Analisis Sastra Seni Retorika oleh Plato

0
(0)

Ditulis oleh Dewi Rusydatul Fauziah, Pendidikan Guru Sekolah Dasar Universitas Djuanda

Hakikat Sastra Seni Retorika

Kemampuan berbicara merupakan kemampuan berkomunikasi manusia yang dibawa sejak lahir. Sejak lahir manusia sudah berkomunikasi dengan cara menangis saat bayi, dan kemudian kemampuan berkomunikasinya semakin meningkat seiring dengan waktu. Sebagian besar komunikasi yang dilakukan oleh manusia berupa komunikasi secara lisan, salah satunya dengan retorika. 

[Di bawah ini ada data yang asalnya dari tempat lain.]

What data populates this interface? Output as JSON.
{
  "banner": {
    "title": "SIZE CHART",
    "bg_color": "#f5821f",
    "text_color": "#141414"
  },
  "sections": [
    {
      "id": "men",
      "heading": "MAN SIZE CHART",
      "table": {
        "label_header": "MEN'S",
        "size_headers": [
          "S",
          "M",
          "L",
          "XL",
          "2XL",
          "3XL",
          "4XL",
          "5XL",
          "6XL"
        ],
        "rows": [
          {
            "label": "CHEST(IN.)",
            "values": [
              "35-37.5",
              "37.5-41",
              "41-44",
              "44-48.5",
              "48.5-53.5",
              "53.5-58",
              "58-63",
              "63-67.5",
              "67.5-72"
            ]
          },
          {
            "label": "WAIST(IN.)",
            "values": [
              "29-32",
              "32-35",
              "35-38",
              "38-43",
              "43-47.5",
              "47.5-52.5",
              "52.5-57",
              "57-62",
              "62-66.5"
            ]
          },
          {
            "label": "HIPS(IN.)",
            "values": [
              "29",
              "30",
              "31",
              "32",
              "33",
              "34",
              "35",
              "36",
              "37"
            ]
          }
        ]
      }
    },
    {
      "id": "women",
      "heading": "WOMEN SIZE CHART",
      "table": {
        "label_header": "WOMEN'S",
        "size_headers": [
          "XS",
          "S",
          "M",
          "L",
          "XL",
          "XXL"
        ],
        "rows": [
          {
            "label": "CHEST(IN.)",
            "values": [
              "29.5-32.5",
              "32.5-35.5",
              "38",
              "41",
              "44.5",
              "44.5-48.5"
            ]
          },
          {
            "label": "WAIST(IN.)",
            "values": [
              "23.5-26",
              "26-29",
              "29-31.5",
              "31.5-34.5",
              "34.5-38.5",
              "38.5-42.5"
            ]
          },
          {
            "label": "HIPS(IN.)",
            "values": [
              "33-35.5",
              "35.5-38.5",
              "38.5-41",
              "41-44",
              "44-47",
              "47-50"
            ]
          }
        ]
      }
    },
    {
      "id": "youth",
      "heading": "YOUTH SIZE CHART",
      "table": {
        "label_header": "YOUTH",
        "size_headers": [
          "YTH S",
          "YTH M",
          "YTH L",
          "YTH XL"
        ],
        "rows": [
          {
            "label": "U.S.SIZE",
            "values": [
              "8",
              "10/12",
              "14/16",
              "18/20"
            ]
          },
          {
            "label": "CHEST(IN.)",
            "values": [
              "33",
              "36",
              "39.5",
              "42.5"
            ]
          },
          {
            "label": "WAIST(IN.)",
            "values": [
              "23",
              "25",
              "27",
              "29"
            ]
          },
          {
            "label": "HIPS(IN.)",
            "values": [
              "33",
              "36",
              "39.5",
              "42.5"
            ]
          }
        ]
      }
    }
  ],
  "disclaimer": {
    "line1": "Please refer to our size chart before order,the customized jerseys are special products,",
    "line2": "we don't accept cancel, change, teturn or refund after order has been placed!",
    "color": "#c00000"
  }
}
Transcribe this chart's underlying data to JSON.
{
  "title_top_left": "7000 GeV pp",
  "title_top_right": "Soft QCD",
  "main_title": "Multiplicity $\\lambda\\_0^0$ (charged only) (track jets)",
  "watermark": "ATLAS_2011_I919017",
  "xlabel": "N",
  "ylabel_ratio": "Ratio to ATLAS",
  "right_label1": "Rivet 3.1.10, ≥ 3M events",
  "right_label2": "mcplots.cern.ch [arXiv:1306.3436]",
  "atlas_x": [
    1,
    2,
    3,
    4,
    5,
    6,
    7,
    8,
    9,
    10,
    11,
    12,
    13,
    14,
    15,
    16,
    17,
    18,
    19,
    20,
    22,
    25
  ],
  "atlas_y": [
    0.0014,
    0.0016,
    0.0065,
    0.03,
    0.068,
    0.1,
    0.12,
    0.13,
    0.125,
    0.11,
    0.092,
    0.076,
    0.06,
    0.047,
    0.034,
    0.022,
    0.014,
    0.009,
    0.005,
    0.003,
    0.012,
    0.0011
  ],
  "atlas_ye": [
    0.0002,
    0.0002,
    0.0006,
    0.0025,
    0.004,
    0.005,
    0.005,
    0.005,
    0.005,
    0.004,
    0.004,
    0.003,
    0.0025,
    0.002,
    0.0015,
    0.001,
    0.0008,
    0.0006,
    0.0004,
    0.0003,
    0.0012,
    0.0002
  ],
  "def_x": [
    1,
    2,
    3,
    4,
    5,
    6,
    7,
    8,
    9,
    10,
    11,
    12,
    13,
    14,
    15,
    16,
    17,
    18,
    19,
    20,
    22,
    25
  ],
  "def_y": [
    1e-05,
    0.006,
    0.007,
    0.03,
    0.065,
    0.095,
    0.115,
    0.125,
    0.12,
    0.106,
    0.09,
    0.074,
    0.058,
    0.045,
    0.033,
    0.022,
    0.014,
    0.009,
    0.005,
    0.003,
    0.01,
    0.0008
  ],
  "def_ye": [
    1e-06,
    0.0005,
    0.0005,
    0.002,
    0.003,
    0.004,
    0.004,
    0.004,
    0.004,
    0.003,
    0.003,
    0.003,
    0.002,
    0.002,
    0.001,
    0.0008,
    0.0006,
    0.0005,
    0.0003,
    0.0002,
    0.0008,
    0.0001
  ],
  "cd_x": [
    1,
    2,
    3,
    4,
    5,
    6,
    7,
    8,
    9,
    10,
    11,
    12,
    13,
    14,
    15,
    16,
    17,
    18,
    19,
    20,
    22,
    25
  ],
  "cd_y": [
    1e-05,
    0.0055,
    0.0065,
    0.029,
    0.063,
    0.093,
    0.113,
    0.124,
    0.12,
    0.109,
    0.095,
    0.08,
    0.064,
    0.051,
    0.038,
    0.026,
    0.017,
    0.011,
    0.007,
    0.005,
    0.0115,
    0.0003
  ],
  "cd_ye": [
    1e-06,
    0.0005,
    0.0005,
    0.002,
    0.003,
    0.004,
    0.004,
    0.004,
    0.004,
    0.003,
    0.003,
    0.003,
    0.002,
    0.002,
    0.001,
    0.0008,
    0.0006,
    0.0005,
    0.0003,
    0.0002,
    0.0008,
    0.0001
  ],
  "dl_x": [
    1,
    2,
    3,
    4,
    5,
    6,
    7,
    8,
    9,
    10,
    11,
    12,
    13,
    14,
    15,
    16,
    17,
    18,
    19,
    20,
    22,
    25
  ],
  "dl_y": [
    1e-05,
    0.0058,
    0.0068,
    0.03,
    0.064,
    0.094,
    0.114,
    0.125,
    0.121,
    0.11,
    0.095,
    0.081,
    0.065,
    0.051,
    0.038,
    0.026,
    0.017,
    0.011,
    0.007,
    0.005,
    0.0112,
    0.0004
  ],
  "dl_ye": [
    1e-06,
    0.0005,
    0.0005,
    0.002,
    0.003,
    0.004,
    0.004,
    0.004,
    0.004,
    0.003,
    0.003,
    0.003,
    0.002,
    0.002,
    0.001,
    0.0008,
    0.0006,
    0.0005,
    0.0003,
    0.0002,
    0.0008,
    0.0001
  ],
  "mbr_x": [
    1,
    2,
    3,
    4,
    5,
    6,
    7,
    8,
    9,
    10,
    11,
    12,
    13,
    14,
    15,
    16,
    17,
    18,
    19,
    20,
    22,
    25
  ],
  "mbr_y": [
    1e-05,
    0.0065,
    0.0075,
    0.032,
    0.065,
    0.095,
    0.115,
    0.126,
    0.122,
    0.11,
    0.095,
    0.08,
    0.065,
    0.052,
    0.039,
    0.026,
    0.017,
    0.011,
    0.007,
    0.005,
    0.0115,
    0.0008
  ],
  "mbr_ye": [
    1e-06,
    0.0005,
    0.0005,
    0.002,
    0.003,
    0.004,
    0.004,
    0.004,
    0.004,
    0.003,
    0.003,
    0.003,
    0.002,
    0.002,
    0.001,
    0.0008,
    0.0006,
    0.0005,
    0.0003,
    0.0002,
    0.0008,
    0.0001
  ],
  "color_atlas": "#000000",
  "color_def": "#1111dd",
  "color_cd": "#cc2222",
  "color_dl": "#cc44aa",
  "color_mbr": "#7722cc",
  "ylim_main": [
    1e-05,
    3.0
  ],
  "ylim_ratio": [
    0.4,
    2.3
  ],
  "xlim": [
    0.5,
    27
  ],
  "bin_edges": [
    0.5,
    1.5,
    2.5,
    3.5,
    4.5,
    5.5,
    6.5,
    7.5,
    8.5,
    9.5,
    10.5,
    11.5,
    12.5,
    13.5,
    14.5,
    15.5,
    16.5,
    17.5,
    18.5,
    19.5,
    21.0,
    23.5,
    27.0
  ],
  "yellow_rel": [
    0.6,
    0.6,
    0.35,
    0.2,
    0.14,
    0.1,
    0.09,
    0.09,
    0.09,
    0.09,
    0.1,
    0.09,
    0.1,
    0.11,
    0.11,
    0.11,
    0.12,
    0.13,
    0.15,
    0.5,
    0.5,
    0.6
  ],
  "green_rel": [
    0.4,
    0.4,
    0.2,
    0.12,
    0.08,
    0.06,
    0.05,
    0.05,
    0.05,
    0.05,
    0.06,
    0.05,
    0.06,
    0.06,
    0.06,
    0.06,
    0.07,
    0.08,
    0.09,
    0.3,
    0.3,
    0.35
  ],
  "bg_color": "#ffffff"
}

Secara sempit retorika hanya meliputi seni berbicara, sedangkan secara luas retorika mengenai penggunaan bahasa, baik lisan maupun tulisan. Pengertian yang umum diketahui di masyarakat adalah pengertian retorika secara sempit, dimana retorika hanya meliputi seni berbicara. 

Pandangan Retorika terhadap Kegiatan Berbicara Kegiatan berbicara pada dasarnya mempunyai pola yang sama dengan berbagai tingkah laku manusia lainnya. Alasannya karena berbicara merupakan perwujudan dari tingkah laku manusia. Kegiatan berbicara dalam pandangan retorika tidak lain adalah wujud verbal dari tindakan atau tingkah laku memusia. Kegiatan berbicara biasanya berlangsung di suatu medan atau tempat tertentu, ditampilkan oleh seorang pembicara dengan cara-cara dan alat-alat tertentu, dan dilatarbelakangi oleh suatu motif tertentu. Yang menjadi motif inti dari motif-motif yang lainnya adalah dorongan dari dalam diri si pembicara untuk mewujudkan suatu tempat di mana ia bisa mendapatkan posisi yang diidam-idamkannya.

Sehubungan dengan pengaruh bahasa, retorika dapat digunakan oleh manusia dalam mengembangkan bakat-bakat tertingginya, yakni rasio dan cita rasa lewat bahasa yang selanjutnya memberikan kemampuan berkomunikasi kepada manusia agar dapat menuangkan isi pikirannya secara jelas.

Retorika menjadi mata ajar poros demi emansipasi manusia menjadi tuan dan puan (Rakhmat, 2007: v). Kemampuan bicara bisa merupakan bakat. Namun, kepandaian bicara yang baik memerlukan pengetahuan dan latihan. Orang sering memperhatikan cara dan bentuk pakaian yang dikenakannya, agar kelihatan pantas, tetapi ia sering lupa memperhatikan cara dan bentuk pembicaraan yang diucapkannya supaya kedengaran baik. 

Sekelumit mengenai Retorika 

Hornby dan Parnwell (1961; 364) mengartikan istilah “retorika” sebagai seni penggunaan kata-kata secara mengesankan, baik lisan maupun tulisan, atau berbicara dengan menggunakan pertunjukan dan rekaan di depan orang banyak. Dengan penekanan pada aspek seni, retorika jelas berbeda dengan bentuk atau cara berbicara lainnya. Dalam hal ini, berbicara dengan menggunakan seni mengandung maksud agar cara berbicara lebih menarik (atraktif), bernilai informasi (informatif), menghibur (rekreatif), dan berpengaruh (persuasif).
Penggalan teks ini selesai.